Im Gezerre um einen Brexit-Handelspakt bemühen sich Grossbritannien und die EU trotz massiven Zeitdrucks um vorsichtigen Optimismus. «Ich bin immer hoffnungsvoll», sagte der britische Premierminister Boris Johnson am Dienstag in London.

Agentur
sda
08.12.20 - 16:13 Uhr
Politik
Boris Johnson, Premierminister von Großbritannien, verlässt die 10 Downing Street. Foto: Matt Dunham/AP/dpa
Boris Johnson, Premierminister von Großbritannien, verlässt die 10 Downing Street. Foto: Matt Dunham/AP/dpa
Keystone/AP/Matt Dunham

«Ich bin sehr hoffnungsvoll, aber ich muss ehrlich mit Ihnen sein: Ich denke, die Situation ist im Moment sehr knifflig.» Auch die Europäische Union bekräftigte ihr Interesse an einer Einigung mit dem ehemaligen Mitgliedsland. Viel Zeit dafür bleibt bis zum 31. Dezember nicht.

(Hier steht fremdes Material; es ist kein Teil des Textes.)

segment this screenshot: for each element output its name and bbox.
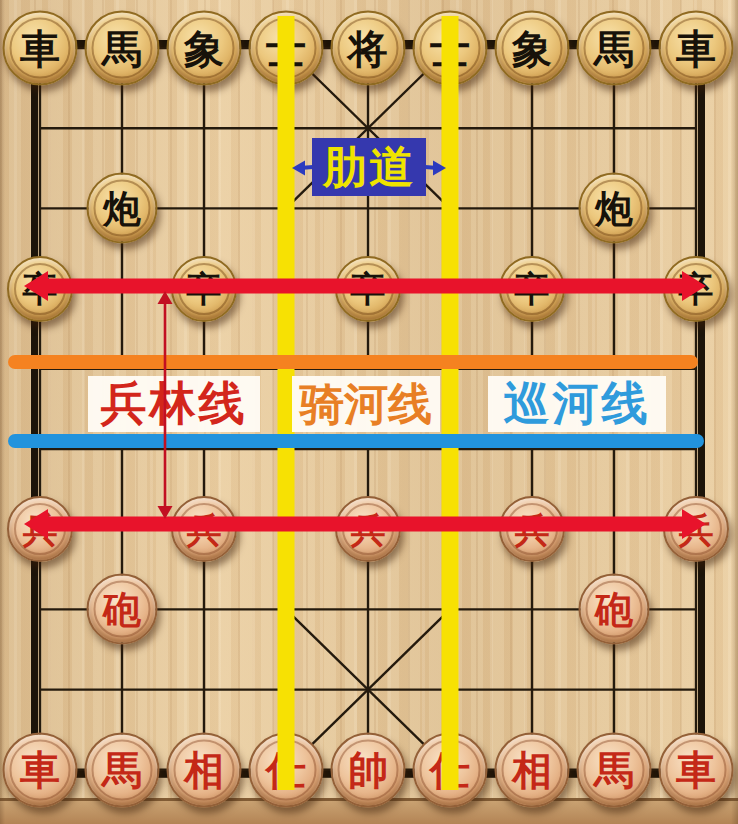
pawn-ranks-span-arrow [158, 291, 173, 519]
span-arrow-layer [0, 0, 738, 824]
xiangqi-board: 車馬象士将士象馬車炮炮卒卒卒卒卒兵兵兵兵兵砲砲車馬相仕帥仕相馬車 肋道 兵林线 … [0, 0, 738, 824]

In einem Telefonat hatten sich Johnson und EU-Kommissionspräsidentin Ursula von der Leyen am Montagabend darauf geeinigt, bei einem Treffen in Brüssel auf höchster Ebene einen letzten Kraftakt für einen Handelspakt zu unternehmen. Wann genau Johnson in die EU-Hauptstadt reist, blieb zunächst unklar. «Wir sind gewillt, alles zu versuchen», sagte der Premierminister. Auch die EU nannte noch keinen Termin.

Deutschland hat in der Union derzeit die Ratspräsidentschaft. «Wir wollen einen Deal, aber nicht um jeden Preis», sagte Europa-Staatsminister Michael Roth. «Was wir brauchen, ist der politische Wille in London.»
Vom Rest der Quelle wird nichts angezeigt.